For spice control, reduce the harissa or add extra honey to mellow the heat.
Expert Tips for Perfect Harissa Tilapia Bowls
- Marinate the fish for at least 10 minutes—longer if you have time. That harissa blend really sinks in and makes a difference.
- Roast the chickpeas until slightly crispy but not rock-hard. You want crunch without going full crouton.

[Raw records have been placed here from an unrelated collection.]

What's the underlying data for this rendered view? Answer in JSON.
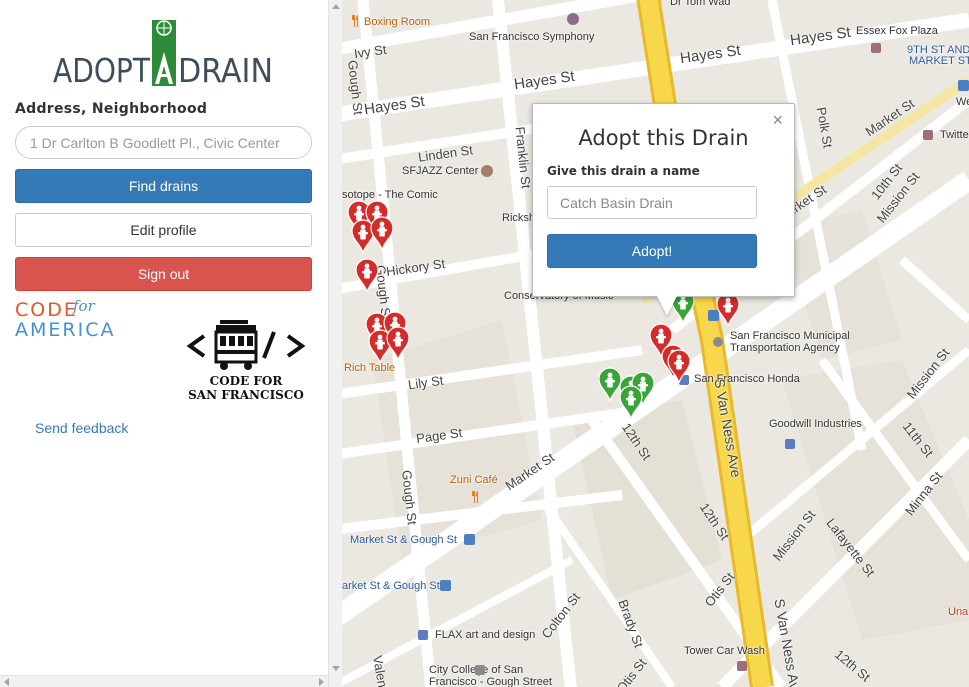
{
  "sidebar": {
    "logo_text": "ADOPTADRAIN",
    "address_label": "Address, Neighborhood",
    "address_placeholder": "1 Dr Carlton B Goodlett Pl., Civic Center",
    "find_label": "Find drains",
    "edit_label": "Edit profile",
    "signout_label": "Sign out",
    "cfa_code": "CODE",
    "cfa_for": "for",
    "cfa_america": "AMERICA",
    "cfsf_line1": "CODE FOR",
    "cfsf_line2": "SAN FRANCISCO",
    "feedback_label": "Send feedback"
  },
  "popup": {
    "title": "Adopt this Drain",
    "close": "×",
    "name_label": "Give this drain a name",
    "name_placeholder": "Catch Basin Drain",
    "adopt_label": "Adopt!"
  },
  "map": {
    "labels": {
      "boxing_room": "Boxing Room",
      "sf_symphony": "San Francisco Symphony",
      "dr_tom_wad": "Dr Tom Wad",
      "essex_fox": "Essex Fox Plaza",
      "ninth_market_1": "9TH ST AND",
      "ninth_market_2": "MARKET ST",
      "ivy_st": "Ivy St",
      "hayes_st_1": "Hayes St",
      "hayes_st_2": "Hayes St",
      "hayes_st_3": "Hayes St",
      "hayes_st_4": "Hayes St",
      "linden_st": "Linden St",
      "sfjazz": "SFJAZZ Center",
      "franklin_st": "Franklin St",
      "gough_st_1": "Gough St",
      "gough_st_2": "Gough St",
      "gough_st_3": "Gough St",
      "hickory_st": "Hickory St",
      "rickshaw": "Ricksh",
      "sotope": "sotope - The Comic",
      "conservatory": "Conservatory of Music",
      "sfmta_1": "San Francisco Municipal",
      "sfmta_2": "Transportation Agency",
      "sf_honda": "San Francisco Honda",
      "rich_table": "Rich Table",
      "lily_st": "Lily St",
      "page_st": "Page St",
      "goodwill": "Goodwill Industries",
      "zuni": "Zuni Café",
      "market_st_1": "Market St",
      "market_st_2": "Market St",
      "market_st_3": "Market St",
      "twelfth_st_1": "12th St",
      "twelfth_st_2": "12th St",
      "twelfth_st_3": "12th St",
      "s_van_ness_1": "S Van Ness Ave",
      "s_van_ness_2": "S Van Ness Ave",
      "mission_st_1": "Mission St",
      "mission_st_2": "Mission St",
      "mission_st_3": "Mission St",
      "market_gough_1": "Market St & Gough St",
      "market_gough_2": "arket St & Gough St",
      "otis_st_1": "Otis St",
      "otis_st_2": "Otis St",
      "colton_st": "Colton St",
      "brady_st": "Brady St",
      "flax": "FLAX art and design",
      "tower_car": "Tower Car Wash",
      "city_college_1": "City College of San",
      "city_college_2": "Francisco - Gough Street",
      "lafayette": "Lafayette St",
      "minna": "Minna St",
      "polk_st": "Polk St",
      "tenth_st": "10th St",
      "eleventh_st": "11th St",
      "market_st_ne": "Market St",
      "twitter": "Twitte",
      "una": "Una",
      "valencia": "Valen",
      "wel": "Welg"
    }
  }
}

- Don’t skip the glaze step after cooking. Brushing on that reserved harissa mixture adds shine, flavor, and a restaurant-quality finish.
Serving Suggestions & Storage Tips
These bowls are complete on their own, but pair beautifully with a lemon wedge, a drizzle of tahini, or a quick chopped cucumber salad on the side.
Store in airtight containers for up to 4 days in the fridge. Not recommended for freezing—the fish texture won’t hold.
To reheat: microwave in short intervals, stirring gently to avoid overcooking the fish or drying out the chickpeas.
Optional Garnishes
Lemon zest or wedges
Fresh parsley or cilantro
A drizzle of tahini or Greek yogurt (for creaminess)
FAQs
Can I use canned tuna or another fish instead of tilapia?
You can, but for best results stick to flaky white fish like cod or swai. Canned tuna will work in a pinch, but the texture won’t be the same.
What can I use instead of harissa?
Try a mix of smoked paprika, cayenne, tomato paste, and olive oil—or use chili garlic sauce for a similar kick.
Is this recipe gluten-free?
Yes—as long as your harissa and broth are certified gluten-free, you’re good to go.